さて。休憩が終わると、メインのブラームスの3番のシンフォニーです。

前半が、現代曲でなじみがないので、敬遠された方もいたようで、休憩後、さらに客席が埋まっているように感じました。もちろん、ご都合もあり、それでも、「せめて、ブラームスだけでも!」という方も、いらしたんでしょうけれども。

前半の「オリオン・マシーン」が、なかなか激しい作品でもあった分、このブラームスの演奏は、とても落ち着いてしっとりした印象が強かったです。コンサートの前半と後半で、性格が違う作品を組み合わせることは、珍しくないんですが、そういう場合、たいてい、前半が静かな作品で、後半にエネルギッシュなメインを置いて、盛り上げて終わる、というパターンが多いです。そのほうが、聴いているほうも、楽しいですしね。

山下さんは、エネルギッシュなかたですから、プログラムでは圧倒的に華やかに終わる、という作品を持ってこられていたんですが、ここへきて、逆の試みをなさったようです。

山下さんが千葉響のシェフになられて、今年で7年目。オーケストラへの信頼も強くなり、成長も実感しておられるのでしょうから(これは、今年度から新しいオーケストラを2つ任されてみて、改めて確信されたのでしょう)、満を持した形で、このブラームスを持ってこられたのでしょう。

山下さんは、千葉響と、ブラームス&シューマンの交響曲の全曲演奏を行ってらっしゃいます。7年かかって、どちらの作曲家のシンフォニーも、残すところ1曲ずつのところまで来ています。そして今回、ブラームスはこれで全曲演奏達成! なわけです(どちらも4曲ずつなんですけれどね)。

私は、ブラームスが好きなんですが、この3番のシンフォニーでとても有名な第3楽章が、苦手だったんです。有名なのは映画で使われたりしているからですが、映画とは関係なく(観てませんし)、哀愁を帯びた秋に似つかわしいメロディが、何故か嫌だったんですよね。
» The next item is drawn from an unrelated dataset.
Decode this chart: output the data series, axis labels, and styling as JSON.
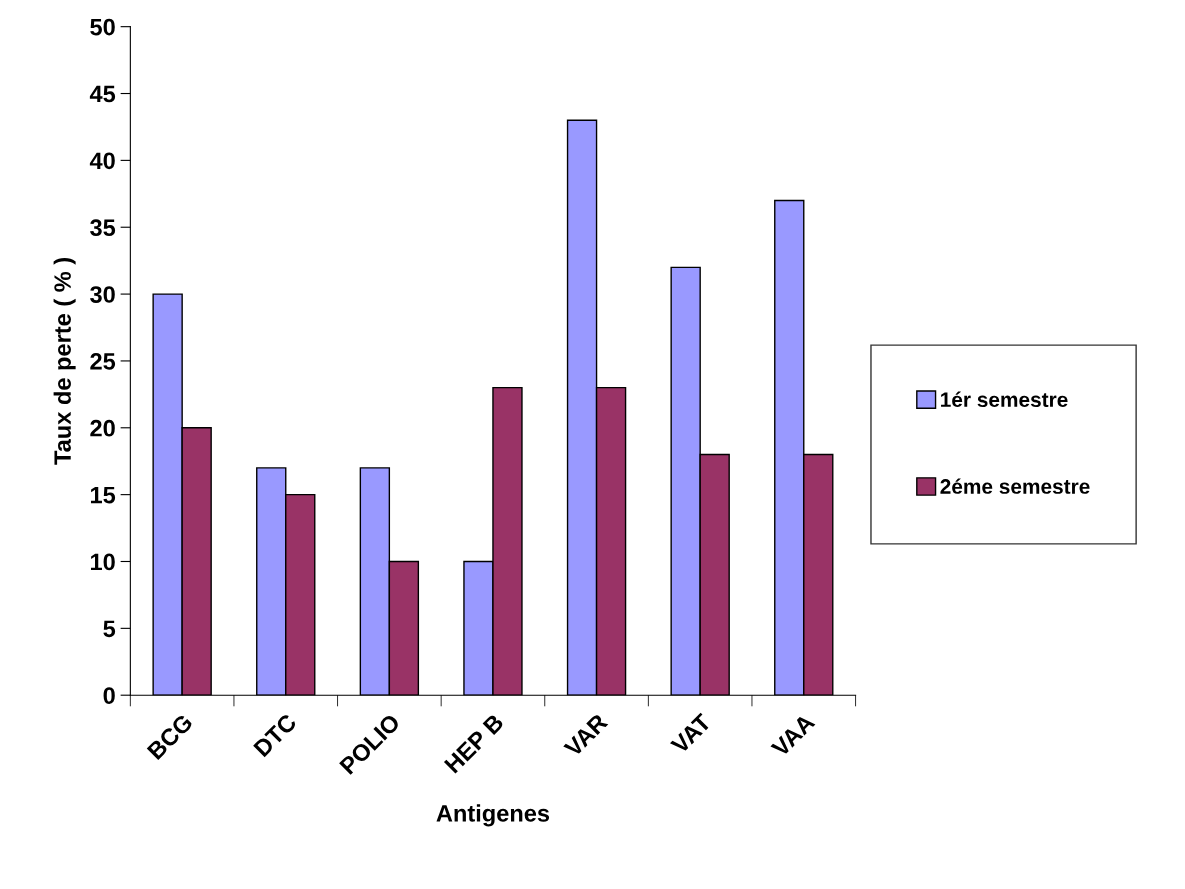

ところが! 終演後、帰宅の途に着いた私の頭に流れていたのは、その第3楽章だったんです。名演恐るべし! 印象をすっかり変えてしまっていたんですよね。

3番を全曲コンサートで聴いたのは、2度目なんですが(6年前、仙台で仙台フィルの演奏で聴いています。そのあとすぐに大けがしたので、それで、3番敬遠してきたのかもしれません)、私のなかにあったイメージとあまりに違うので、少なからず狼狽したもんです。

今回、山下&千葉響で聴いてみて、「ああ、こんなに滋味深い作品だったんだ」と、改めてブラームスの魅力を教えていただいた気持ちです。

嵐のような激しさもある第1楽章から始まって、やがて、明るさを増してゆく、第2楽章。穏やかで満ち足りた暖かさを持つ第3楽章。そして、充足感に満ちて眠りにつくイメージの第4楽章。あえて、タイトルをつければ、「満ち足りた、秋の一日」となるかなぁ。あまり、名演に似合わないですけれどね。

この3番は、派手さがないので、あまり演奏機会がない、と、山下さん、プレトークでおっしゃいましたが、秋になると、割にプログラムで見かけます。激しい暑さの夏と、厳しい寒さの冬の間にある秋は、命にとって、かけがえのない回復と充実の季節でもあります。そうした秋の性格に、似つかわしい感じが、音楽家たちにもするのかもしれません。

弦楽器のボディのような、深い樹木の色、あるいは色とりどりの落ち葉の色のような音色を聴いていると、前半の作品で高揚した気分が、鎮まってきて、心の底から音楽を聴ける喜びに浸っていることに気づきました。

「これか・・・・・。やはり、私には、山下一史なんだなぁ・・・・」

先月の26日の井上道義&新日本フィルのコンサートでは、決して味わえなかった、信頼感から来る喜びや楽しみ。それは、このマエストロだからこそ受け取れるのだと、再認識しました。今や、千葉響も、かつての悪癖だった立ち上がりの悪さは、もう観られません。安心して聴いていられます。それはまた、山下&千葉響の信頼関係の深まりの証でもあり、聴き手との関係の深まりでもあるのでしょう。

来年度から、千葉響は、悲願でもあった「定期演奏会を増やすこと」ができるのだそうです。ともかく、来年度は、1~2回増えるようですが、目指すは、1年に10回の演奏会だそうです。
7年かかって、山下さんも、ここまで千葉響の環境改善に成功されました。千葉県知事も、クラシック音楽に理解がある若い方に変わりましたし、追い風に乗って、大きく育てたいようです。
こうなると、山下さん、当分、千葉県とのつながりは途切れないんでしょうね。山下さんが就任された当初は、複雑だった私ですが、こうなれば、出来る限り、応援したいなぁ、と、思っているところです。

このコンサートを聴いた後、いろいろ気づくこともあって、ようやく、回復基調に乗れたようです。音楽のちからやnoteの力もお借りして、元気に過ごしたいものですね。